Lojas fechadas, Luiz saiu caçando o material exigido. Ele nem se lembrou da questão do cachê, tão concentrado em resolver o problema. Mas naquela hora, o show improvisado não tinha preço. Pagariam o que fosse preciso. Enquanto isso, Nelson tomava o seu banho relaxante, depois de sua longa andança pela cidade.
Vinte e duas horas. Pavilhão da feira lotado. Ninguém sabia o que ia acontecer. De repente, para surpresa do público e da diretoria, foi anunciado:
– Bob Nelson, o caubói romântico do Brasil!
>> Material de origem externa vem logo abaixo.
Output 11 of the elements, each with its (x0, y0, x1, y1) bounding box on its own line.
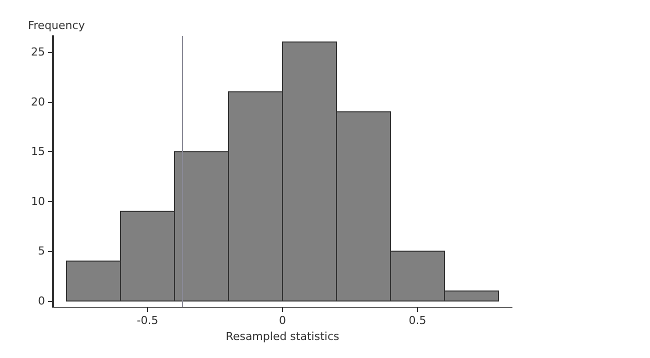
y-tick-label: 0 (38, 294, 45, 308)
y-axis-title: Frequency (28, 19, 86, 32)
y-tick-label: 15 (31, 145, 45, 158)
y-tick-label: 20 (31, 95, 45, 108)
y-tick-label: 5 (38, 244, 45, 258)
x-tick-label: 0.5 (408, 314, 426, 327)
y-tick-label: 25 (31, 45, 45, 58)
x-tick-label: -0.5 (136, 314, 158, 327)
x-axis-title: Resampled statistics (226, 330, 340, 343)
y-tick-label: 10 (31, 194, 45, 208)
x-tick-label: 0 (279, 314, 286, 327)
De vaqueiro ele só trazia o chapéu e uma camisa quadriculada. Nem revólveres, nem lenço no pescoço. Mas foi um sucesso, com os velhos “orolei-ii”, sua marca registrada, inspirados no yodel. Os músicos nunca tinham visto Bob Nelson antes. Mas suas marchinhas eram suficientemente quadradas para executante nenhum se enfiar por tombos harmônicos.
Findo o belo espetáculo, nos bastidores, Luiz e os diretores da ACIUB rodearam o cantor. Os aplausos pediam seu retorno ao palco. Luiz Fernando quis saber quanto lhe deviam. Bob Nelson sorriu.
– Não vou cobrar nada. Vim a Uberlândia vender minhas armações de óculos e fiz bons negócios. Eu sou maçom e prometi, em Loja, ajudar ao próximo sempre que pudesse. Você e seus amigos precisavam de ajuda.
E voltou ao palco para a música de despedida.